13. Les dispositions de l'article L. 761-1 du code de justice administrative et de l'article 37 de la loi du 10 juillet 1991 font obstacle à ce que soit mise à la charge de l'État qui n'est pas, dans la présente instance, partie perdante, la somme que Mme B A demande au titre des frais exposés et non compris dans les dépens.

O R D O N N E :

Article 1er : Mme B A est admise au bénéfice de l'aide juridictionnelle à titre provisoire.

Article 2 : Il est enjoint à Mme B A de libérer le logement qu'elle occupe au sein du CADA Coallia Nord Finistère situé 63 rue Kermenguy à Brest (29200), et d'évacuer ses biens.

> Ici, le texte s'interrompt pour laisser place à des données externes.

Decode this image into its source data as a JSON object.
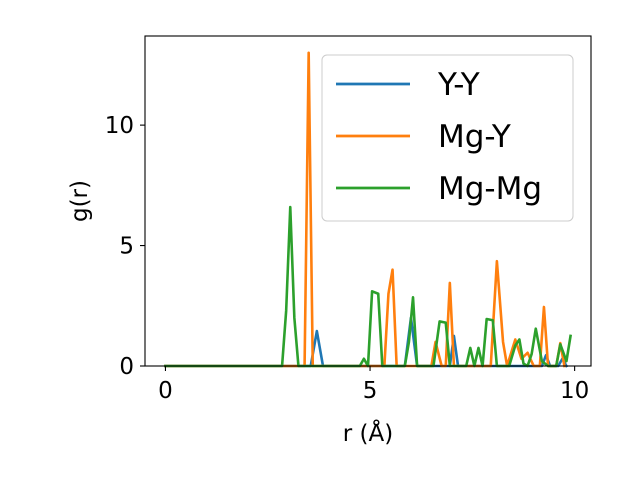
{
  "chart_data": {
    "type": "line",
    "title": "",
    "xlabel": "r (Å)",
    "ylabel": "g(r)",
    "xlim": [
      -0.5,
      10.4
    ],
    "ylim": [
      0,
      13.7
    ],
    "xticks": [
      0,
      5,
      10
    ],
    "yticks": [
      0,
      5,
      10
    ],
    "x_tick_labels": [
      "0",
      "5",
      "10"
    ],
    "y_tick_labels": [
      "0",
      "5",
      "10"
    ],
    "grid": false,
    "legend_position": "top-right",
    "series": [
      {
        "name": "Y-Y",
        "color": "#1f77b4",
        "points": [
          [
            0,
            0
          ],
          [
            3.55,
            0
          ],
          [
            3.7,
            1.45
          ],
          [
            3.85,
            0
          ],
          [
            5.85,
            0
          ],
          [
            6.0,
            2.0
          ],
          [
            6.15,
            0
          ],
          [
            6.95,
            0
          ],
          [
            7.05,
            1.25
          ],
          [
            7.15,
            0
          ],
          [
            9.2,
            0
          ],
          [
            9.3,
            0.45
          ],
          [
            9.4,
            0
          ],
          [
            9.6,
            0
          ],
          [
            9.7,
            0.3
          ],
          [
            9.8,
            0
          ]
        ]
      },
      {
        "name": "Mg-Y",
        "color": "#ff7f0e",
        "points": [
          [
            0,
            0
          ],
          [
            3.4,
            0
          ],
          [
            3.5,
            13.0
          ],
          [
            3.6,
            0
          ],
          [
            5.35,
            0
          ],
          [
            5.45,
            3.0
          ],
          [
            5.55,
            4.0
          ],
          [
            5.65,
            0
          ],
          [
            6.5,
            0
          ],
          [
            6.6,
            1.0
          ],
          [
            6.75,
            0
          ],
          [
            6.85,
            0
          ],
          [
            6.95,
            3.45
          ],
          [
            7.05,
            0
          ],
          [
            7.95,
            0
          ],
          [
            8.1,
            4.35
          ],
          [
            8.25,
            1.0
          ],
          [
            8.35,
            0
          ],
          [
            8.55,
            1.1
          ],
          [
            8.7,
            0.3
          ],
          [
            8.85,
            0.55
          ],
          [
            9.0,
            0
          ],
          [
            9.15,
            0
          ],
          [
            9.25,
            2.45
          ],
          [
            9.35,
            0
          ],
          [
            9.55,
            0
          ],
          [
            9.65,
            0.95
          ],
          [
            9.75,
            0
          ]
        ]
      },
      {
        "name": "Mg-Mg",
        "color": "#2ca02c",
        "points": [
          [
            0,
            0
          ],
          [
            2.85,
            0
          ],
          [
            2.95,
            2.3
          ],
          [
            3.05,
            6.6
          ],
          [
            3.15,
            2.0
          ],
          [
            3.25,
            0
          ],
          [
            4.75,
            0
          ],
          [
            4.85,
            0.3
          ],
          [
            4.95,
            0
          ],
          [
            5.05,
            3.1
          ],
          [
            5.2,
            3.0
          ],
          [
            5.3,
            0
          ],
          [
            5.85,
            0
          ],
          [
            5.95,
            1.0
          ],
          [
            6.05,
            2.85
          ],
          [
            6.15,
            0
          ],
          [
            6.55,
            0
          ],
          [
            6.7,
            1.85
          ],
          [
            6.85,
            1.8
          ],
          [
            6.95,
            0
          ],
          [
            7.35,
            0
          ],
          [
            7.45,
            0.75
          ],
          [
            7.55,
            0
          ],
          [
            7.65,
            0.75
          ],
          [
            7.75,
            0
          ],
          [
            7.85,
            1.95
          ],
          [
            8.0,
            1.9
          ],
          [
            8.1,
            0
          ],
          [
            8.4,
            0
          ],
          [
            8.55,
            0.85
          ],
          [
            8.65,
            1.1
          ],
          [
            8.75,
            0.1
          ],
          [
            8.85,
            0
          ],
          [
            8.95,
            0.5
          ],
          [
            9.05,
            1.55
          ],
          [
            9.2,
            0.2
          ],
          [
            9.35,
            0
          ],
          [
            9.55,
            0
          ],
          [
            9.65,
            0.9
          ],
          [
            9.8,
            0.2
          ],
          [
            9.9,
            1.25
          ]
        ]
      }
    ]
  }
}
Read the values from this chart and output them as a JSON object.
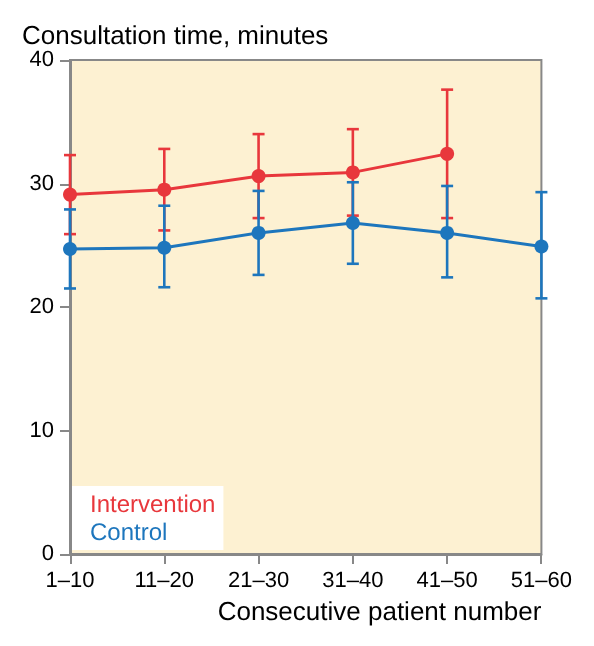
{
  "chart_data": {
    "type": "line",
    "ylabel": "Consultation time, minutes",
    "xlabel": "Consecutive patient number",
    "categories": [
      "1–10",
      "11–20",
      "21–30",
      "31–40",
      "41–50",
      "51–60"
    ],
    "series": [
      {
        "name": "Intervention",
        "color": "#e8373c",
        "values": [
          29.1,
          29.5,
          30.6,
          30.9,
          32.4,
          null
        ],
        "errors": [
          [
            25.9,
            32.3
          ],
          [
            26.2,
            32.8
          ],
          [
            27.2,
            34.0
          ],
          [
            27.4,
            34.4
          ],
          [
            27.2,
            37.6
          ],
          null
        ]
      },
      {
        "name": "Control",
        "color": "#1d76bd",
        "values": [
          24.7,
          24.8,
          26.0,
          26.8,
          26.0,
          24.9
        ],
        "errors": [
          [
            21.5,
            27.9
          ],
          [
            21.6,
            28.2
          ],
          [
            22.6,
            29.4
          ],
          [
            23.5,
            30.1
          ],
          [
            22.4,
            29.8
          ],
          [
            20.7,
            29.3
          ]
        ]
      }
    ],
    "ylim": [
      0,
      40
    ],
    "yticks": [
      0,
      10,
      20,
      30,
      40
    ],
    "grid": false,
    "legend": "bottom left",
    "marker": "circle",
    "line_style": "solid"
  }
}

Article 3 : À défaut pour Mme B A de déférer à l'injonction prononcée à l'article 2, le préfet du Finistère pourra faire procéder d'office à son expulsion, au besoin avec le concours de la force publique en vue d'assurer l'exécution de la présente ordonnance, passé un délai de dix semaines à compter de sa notification.

Article 4 : Le préfet du Finistère est autorisé à donner toutes instructions utiles au gestionnaire du CADA Coallia Nord Finistère, afin de débarrasser les lieux des biens meubles s'y trouvant et appartenant à Mme B A, à ses frais et risques, à défaut pour elle d'avoir emporté ses effets personnels.

Article 5 : Les conclusions présentées par Mme B A au titre des frais d'instance sont rejetées.

Article 6 : La présente ordonnance sera notifiée au ministre de l'intérieur et à Mme D A.

Copie en sera transmise pour information au préfet du Finistère.

Fait à Rennes, le 20 janvier 2025.

Le juge des référés,

signé

O. Thielen

La greffière d'audience,

signé

A. Gauthier

La République mande et ordonne au ministre de l'intérieur en ce qui le concerne et à tous commissaires de justice à ce requis en ce qui concerne les voies de droit commun contre les parties privées, de pourvoir à l'exécution de la présente décision.